Autor Wątek: Szosa ze stałym przełożeniem.  (Przeczytany 1901 razy)

Offline Mężczyzna blacha

  • Wiadomości: 3
  • Miasto: Ursynów
  • Na forum od: 07.02.2013
Szosa ze stałym przełożeniem.
« 7 Lut 2013, 15:34 »
Witam na forum wszystkich poszukiwaczy endorfin!  :D
Chciałbym się przywitać na wstępie jako, że jednym już palcem stopy wkroczyłem w wasz świat na tym forum.
Od dobrych kilku miesięcy chodzi, yhhm, jeżdżą za mną dwa kółka, dokładnie rok temu w okresie stycznia-marca jeździłem rowerem, składanym przez znajomego, o pracy w okolicach Florencji kilkanaście kilometrów po tamtejszych pagórkach gdzie złapałem 'bzika' na swoje dwa koła, poskładałem z dostępnych części garażowych rowerek, składak lat dziadkowych ale to długie historie nadające się na przywitanie ;)
Do rzeczy, przychodzi wiosna i moje wieczory spędzam nad internetowymi ekspozycjami szosówek, bez wiedzy podstawowej mogę teraz narobić sporo głupot, a więc proszę Was o minimalną pomoc.
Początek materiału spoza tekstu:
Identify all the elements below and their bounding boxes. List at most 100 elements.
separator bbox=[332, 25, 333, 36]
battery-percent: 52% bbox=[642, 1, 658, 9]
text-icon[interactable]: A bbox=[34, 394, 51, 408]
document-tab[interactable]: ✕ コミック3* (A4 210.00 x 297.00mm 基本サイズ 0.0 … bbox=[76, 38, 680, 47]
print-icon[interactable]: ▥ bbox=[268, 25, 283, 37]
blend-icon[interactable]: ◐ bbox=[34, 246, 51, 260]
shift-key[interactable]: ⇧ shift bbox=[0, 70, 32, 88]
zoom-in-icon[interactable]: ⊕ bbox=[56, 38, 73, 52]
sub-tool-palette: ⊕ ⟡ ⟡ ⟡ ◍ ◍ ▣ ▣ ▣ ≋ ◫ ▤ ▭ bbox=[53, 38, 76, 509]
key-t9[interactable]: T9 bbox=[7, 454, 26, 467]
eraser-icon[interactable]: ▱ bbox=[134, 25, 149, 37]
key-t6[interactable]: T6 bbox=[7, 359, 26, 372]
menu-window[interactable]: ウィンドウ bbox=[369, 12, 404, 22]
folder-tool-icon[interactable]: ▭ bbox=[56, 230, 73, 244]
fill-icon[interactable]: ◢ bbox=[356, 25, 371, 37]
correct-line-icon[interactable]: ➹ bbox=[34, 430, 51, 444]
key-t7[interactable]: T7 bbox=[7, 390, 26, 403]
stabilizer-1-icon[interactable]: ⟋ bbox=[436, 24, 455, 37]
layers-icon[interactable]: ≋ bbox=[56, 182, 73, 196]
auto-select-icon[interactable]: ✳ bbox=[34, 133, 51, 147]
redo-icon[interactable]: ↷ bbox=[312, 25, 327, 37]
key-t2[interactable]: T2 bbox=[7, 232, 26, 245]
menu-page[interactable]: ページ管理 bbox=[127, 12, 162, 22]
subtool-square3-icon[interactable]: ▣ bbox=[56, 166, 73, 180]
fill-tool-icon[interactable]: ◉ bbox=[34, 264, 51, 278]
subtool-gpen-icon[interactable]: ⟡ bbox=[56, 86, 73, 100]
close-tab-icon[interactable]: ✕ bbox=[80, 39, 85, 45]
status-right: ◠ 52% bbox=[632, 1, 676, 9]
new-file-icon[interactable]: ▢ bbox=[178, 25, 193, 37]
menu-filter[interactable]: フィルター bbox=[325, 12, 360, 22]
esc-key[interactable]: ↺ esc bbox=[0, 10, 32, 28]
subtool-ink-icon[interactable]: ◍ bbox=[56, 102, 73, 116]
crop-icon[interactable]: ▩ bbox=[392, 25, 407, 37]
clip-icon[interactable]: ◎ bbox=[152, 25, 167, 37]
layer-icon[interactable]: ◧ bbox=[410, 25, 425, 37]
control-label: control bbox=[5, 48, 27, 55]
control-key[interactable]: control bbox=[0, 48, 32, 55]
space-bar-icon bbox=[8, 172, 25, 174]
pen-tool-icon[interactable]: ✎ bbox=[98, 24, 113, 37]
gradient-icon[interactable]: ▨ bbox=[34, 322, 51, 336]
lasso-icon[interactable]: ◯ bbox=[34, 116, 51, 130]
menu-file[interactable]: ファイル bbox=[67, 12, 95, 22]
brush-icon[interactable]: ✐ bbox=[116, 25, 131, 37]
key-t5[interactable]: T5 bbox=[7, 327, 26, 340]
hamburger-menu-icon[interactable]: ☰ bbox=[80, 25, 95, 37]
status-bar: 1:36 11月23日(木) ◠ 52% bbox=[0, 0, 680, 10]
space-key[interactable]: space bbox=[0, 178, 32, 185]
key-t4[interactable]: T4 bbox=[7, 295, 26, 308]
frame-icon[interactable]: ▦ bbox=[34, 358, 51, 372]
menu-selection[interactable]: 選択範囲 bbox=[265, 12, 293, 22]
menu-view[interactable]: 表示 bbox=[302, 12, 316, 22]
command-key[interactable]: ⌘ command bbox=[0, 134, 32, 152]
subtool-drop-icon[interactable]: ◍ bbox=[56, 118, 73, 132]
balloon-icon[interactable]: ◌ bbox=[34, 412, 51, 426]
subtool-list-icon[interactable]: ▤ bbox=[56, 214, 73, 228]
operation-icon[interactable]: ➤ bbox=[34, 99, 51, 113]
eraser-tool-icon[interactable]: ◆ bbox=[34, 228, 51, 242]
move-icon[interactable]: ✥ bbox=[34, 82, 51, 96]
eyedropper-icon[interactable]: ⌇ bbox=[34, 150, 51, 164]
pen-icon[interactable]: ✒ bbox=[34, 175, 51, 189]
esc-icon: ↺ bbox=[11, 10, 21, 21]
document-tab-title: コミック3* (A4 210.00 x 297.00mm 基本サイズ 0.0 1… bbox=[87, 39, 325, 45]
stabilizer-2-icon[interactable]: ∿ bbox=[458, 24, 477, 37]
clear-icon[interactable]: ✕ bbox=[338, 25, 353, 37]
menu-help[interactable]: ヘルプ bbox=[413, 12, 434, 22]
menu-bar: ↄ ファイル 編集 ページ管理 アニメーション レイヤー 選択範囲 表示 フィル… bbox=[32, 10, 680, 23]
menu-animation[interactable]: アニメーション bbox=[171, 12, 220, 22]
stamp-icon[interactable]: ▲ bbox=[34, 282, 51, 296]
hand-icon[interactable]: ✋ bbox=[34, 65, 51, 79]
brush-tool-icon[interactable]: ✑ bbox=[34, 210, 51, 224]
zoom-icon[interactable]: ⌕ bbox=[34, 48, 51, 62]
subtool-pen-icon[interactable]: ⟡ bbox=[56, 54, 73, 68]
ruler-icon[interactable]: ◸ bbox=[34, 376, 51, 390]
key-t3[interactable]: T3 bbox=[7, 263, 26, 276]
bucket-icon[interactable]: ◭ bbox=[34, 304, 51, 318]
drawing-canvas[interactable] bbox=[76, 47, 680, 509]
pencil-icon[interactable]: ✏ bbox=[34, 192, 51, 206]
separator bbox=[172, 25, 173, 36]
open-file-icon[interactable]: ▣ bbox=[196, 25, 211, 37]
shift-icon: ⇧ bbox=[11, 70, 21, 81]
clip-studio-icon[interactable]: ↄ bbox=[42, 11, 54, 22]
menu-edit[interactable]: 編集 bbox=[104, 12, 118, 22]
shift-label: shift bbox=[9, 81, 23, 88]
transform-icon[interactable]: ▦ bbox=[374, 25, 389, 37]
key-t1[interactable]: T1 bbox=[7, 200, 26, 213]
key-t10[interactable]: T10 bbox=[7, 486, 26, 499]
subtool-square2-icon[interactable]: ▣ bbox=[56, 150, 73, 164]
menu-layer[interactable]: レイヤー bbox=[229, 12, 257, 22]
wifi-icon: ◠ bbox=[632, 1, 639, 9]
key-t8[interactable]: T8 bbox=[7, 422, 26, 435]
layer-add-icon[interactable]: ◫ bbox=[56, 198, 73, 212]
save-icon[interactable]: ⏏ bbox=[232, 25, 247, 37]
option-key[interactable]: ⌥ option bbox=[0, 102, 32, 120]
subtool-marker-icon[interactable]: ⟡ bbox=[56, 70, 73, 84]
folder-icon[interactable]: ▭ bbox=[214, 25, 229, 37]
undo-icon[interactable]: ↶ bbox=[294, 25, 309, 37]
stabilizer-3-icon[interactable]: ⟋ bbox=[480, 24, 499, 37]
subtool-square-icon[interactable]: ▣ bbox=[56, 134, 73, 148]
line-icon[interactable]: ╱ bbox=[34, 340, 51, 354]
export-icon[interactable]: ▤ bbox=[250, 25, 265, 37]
Poszukuje raczej szosówki, na ostrym kole starego typu, mam tu jeden egzemplarz, aukcja internetowa także nie będę podawał linka

Także: szosowa rama, stalowa, Union Arizona
Na kołach 28
Wymiar ramy jest o cal za duża od podawanych kalkulatorów - myślę, że cal nie robi dużej różnicy.
Opony: 28-622 Golden Boy
Tryb tył: Suntour x13
Korba: Aluminiowa, Durango, mocowanie na kwadrat, 42 teeth, długość ramion 170mm
Przełożenie: 42 - 13, z tyłu stalowa kontra

I z tym przełożeniem mam największy kłopot, rower jest składakiem, co dla mnie jest nie ważne, czysty -rama korbki, kierownica jaskółka, resztę dokupię na trasę ;)
Jestem początkującym rowerzystą (75/180 wzrostu) - boje się o to, że mogę się zniechęcić brakiem możliwości wspinania się na wzgórza (planuję dłuższe traski na ten rok) - aktualnie plan na wiosnę to będzie to rower na miasto, złapać kondycję i jeździć, jeździć, jeździć !
Pozdrawiam wszystkich

Offline Mężczyzna worek_foliowy

  • Wiadomości: 10327
  • Miasto: Kraków
  • Na forum od: 11.02.2012
Odp: Szosa ze stałym przełożeniem.
« 7 Lut 2013, 15:45 »
O ile dobrze pamiętam, przełożenia 42-13 używałem jadąc ponad 40 km/h (e: z kalkulatora wychodzi, że około 45). Szosówka bez baranka wydaje mi się kiepskim pomysłem, a jeszcze gorszym brak hamulców :P
Janus: "Generalnie nie ogarniam 3D i notorycznie wpadam na ściany, chodzę w kółko [...]"

Offline Mężczyzna Daniel

  • turysta licznikowy
  • Wiadomości: 2778
  • Miasto: Augsburg
  • Na forum od: 16.03.2009
Odp: Szosa ze stałym przełożeniem.
« 7 Lut 2013, 15:49 »
42/13 (3.23) to zdecydowanie kiepski pomysł na ostre koło, chyba że zamierzasz jeździć czasówki/wybierasz się amatorsko na tor.
Ostre koło z bagażem to też słaby pomysł, choć naturalnie się da, ale hamulce należałoby jednak założyć.
Wracam do jeżdżenia.

Offline Mężczyzna blacha

  • Wiadomości: 3
  • Miasto: Ursynów
  • Na forum od: 07.02.2013
Odp: Szosa ze stałym przełożeniem.
« 7 Lut 2013, 15:57 »
No tak, brak hamulca, ha but po widełki to nie jest dobra opcja ;) w hamulec bym sie wyposażył, marzy mi się torpedo na 3 biegach tylko właśnie wydając minimum 300 na rower i zmiana koła chyba się nie kalkuluje.
Czyli bez baranka w takim razie nie ma co szukać, ewentualnie torpedo.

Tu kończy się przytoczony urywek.